Nischentechnologie mit großer Zukunft

Auch wenn sich die gedruckte Elektronik noch nicht in voller Breite durchgesetzt hat, von Branchenkennern wird ihr ein enormes Wachstumspotenzial bescheinigt. Die VDI Nachrichten berichteten letztes Jahr, dass die gedruckte Elektronik nach Angaben von IDTechEx, ein Beratungsunternehmen für Printed Electronics, von zwölf Milliarden US-Dollar im Jahr 2012 auf ein Marktvolumen von mehr als 60 Milliarden US-Dollar im Jahr 2022 wachsen soll. Dabei sollten OLEDs - vorangetrieben von den Smartphones - daran den größten Anteil haben, gefolgt von E-Paper-Materialien und Photovoltaik. Wolfgang Mildner, Geschäftsführer der PolyIC GmbH & Co. KG und Vorstand der Organic and Printed Electronics Association (kurz: OE-A, Dachverband für organische Elektronik), gab in einem Bericht für die Messe der Printmedien Drupa 2012 (Abkürzung für Druck und Papier) in Düsseldorf zu Protokoll: „Die organische Elektronik ist ein Markt mit großem Zukunftspotenzial und wird einen festen Platz in unserer Lebenswelt einnehmen, beispielsweise bei intelligenten Labeln auf Lebensmittelverpackungen, bei Solarzellen auf Fensterscheiben. Eine ganz aktuelle Anwendung findet die organische und gedruckte Elektronik bei E-Book-Readern und Touchscreens. Mit der kontinuierlichen Verbesserung der Techniken bei Druck- und Fertigungsverfahren in Verbindung mit kostengünstigen Materialen ergeben sich quasi unbegrenzte Einsatzmöglichkeiten.“

Komponenten, die aus dem Drucker kommen

Beinahe alle für elektronische Anwendungen nötigen Bauelemente lassen sich mittels der speziellen Fertigungsverfahrne aus dem Bereich „Gedruckte Elektronik“ herstellen. Dabei bilden OFETs (organische Feldeffekttransistoren), OLEDS (organische Leuchtdioden) und OPVCs (organische Solarzellen) die Schwerpunkte der derzeitigen Entwicklungen. Aber auch Halbleiter, Dioden, Widerstände, Kondensatoren, Spulen, Verstärker, Oszillatoren, verschiedene Arten von Sensoren und komplette elektronische Schaltungen lassen sich drucken. Ebenso druckbar sind zudem flexible, extrem dünne Batterien, Antennen, die bereits angeführten RFID-Etiketten, flexible Tastaturen und Displays sowie diverse Speicherelemente wie ROMs (read-only memory), WORMs (write once read many), PROMs (programmable read Only memory) und NVRAMs (non-volatile random-access memory). Zum Einsatz kommen die gedruckten Bauelemente und Baugruppen überall dort, wo die spezifischen Merkmale der gedruckten Elektronik ihren Vorteil ausspielen können: Eben dort, wo es auf einfache, kostengünstig hergestellte, flexible oder großflächige Bauteile ankommt. Anwendungsfelder können sein:

Intelligente Verpackungen: Zum Beispiel Kosmetikverpackungen, die aufleuchten, sobald sich eine Kundin nähert.
Consumer-Bereich: T-Shirts, deren aufgedruckte Logos wie ein Equalizer ausschlagen, wenn der DJ die Lautstärke ändert, oder Mini-Bildschirme in Zeitschriften, die Videoclips zeigen.
Medizin- beziehungsweise Pharmabereich: Grippemedikamente, deren Verpackung die Körpertemperatur des Patienten misst.

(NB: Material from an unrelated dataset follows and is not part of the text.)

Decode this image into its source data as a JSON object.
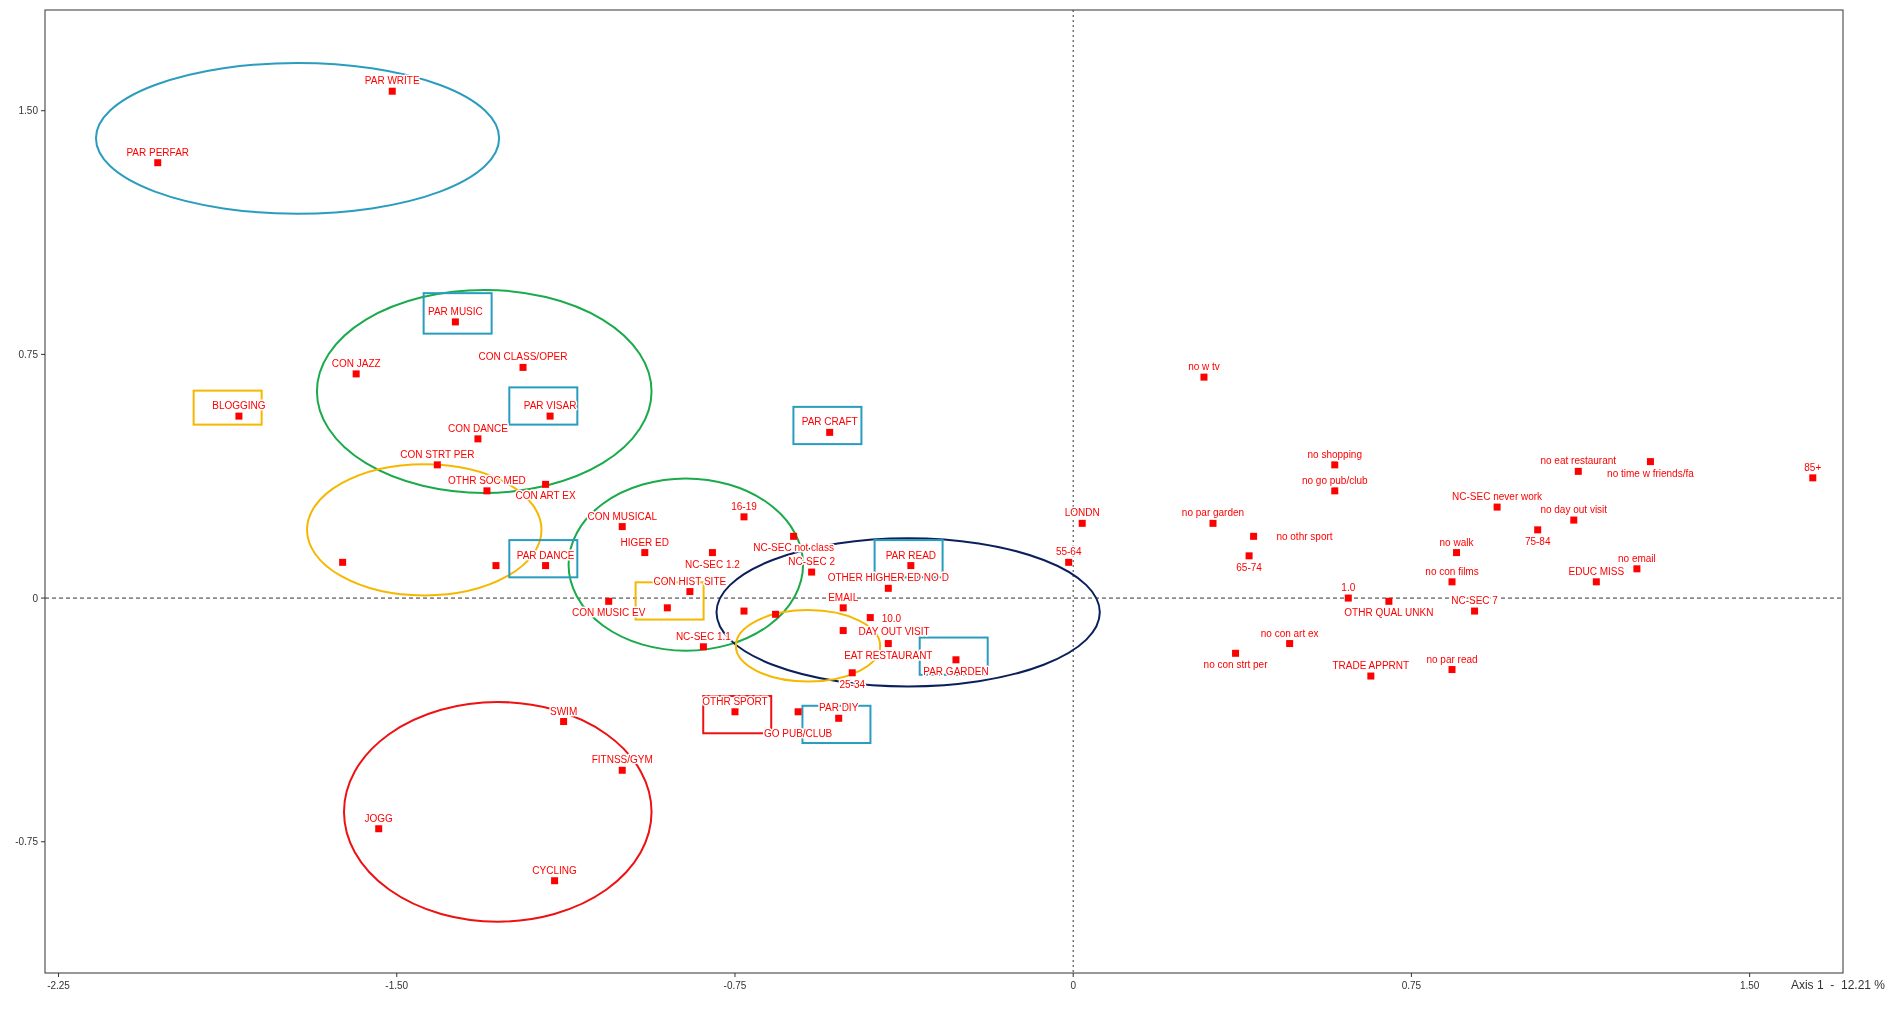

Auf der erwähnten Messe Drupa 2012 zeigten einige Unternehmen gemeinsam mit dem Verband OE-A ihre konkreten Innovationen aus der gedruckten Elektronik. So gab es etwa eine interaktive Visitenkarte mit flexiblem Display, eine sprechende Verpackung oder ein Brettspiel mit aufgedruckter Batterie, die OLED-Spielfelder zum Leuchten bringt, zu sehen.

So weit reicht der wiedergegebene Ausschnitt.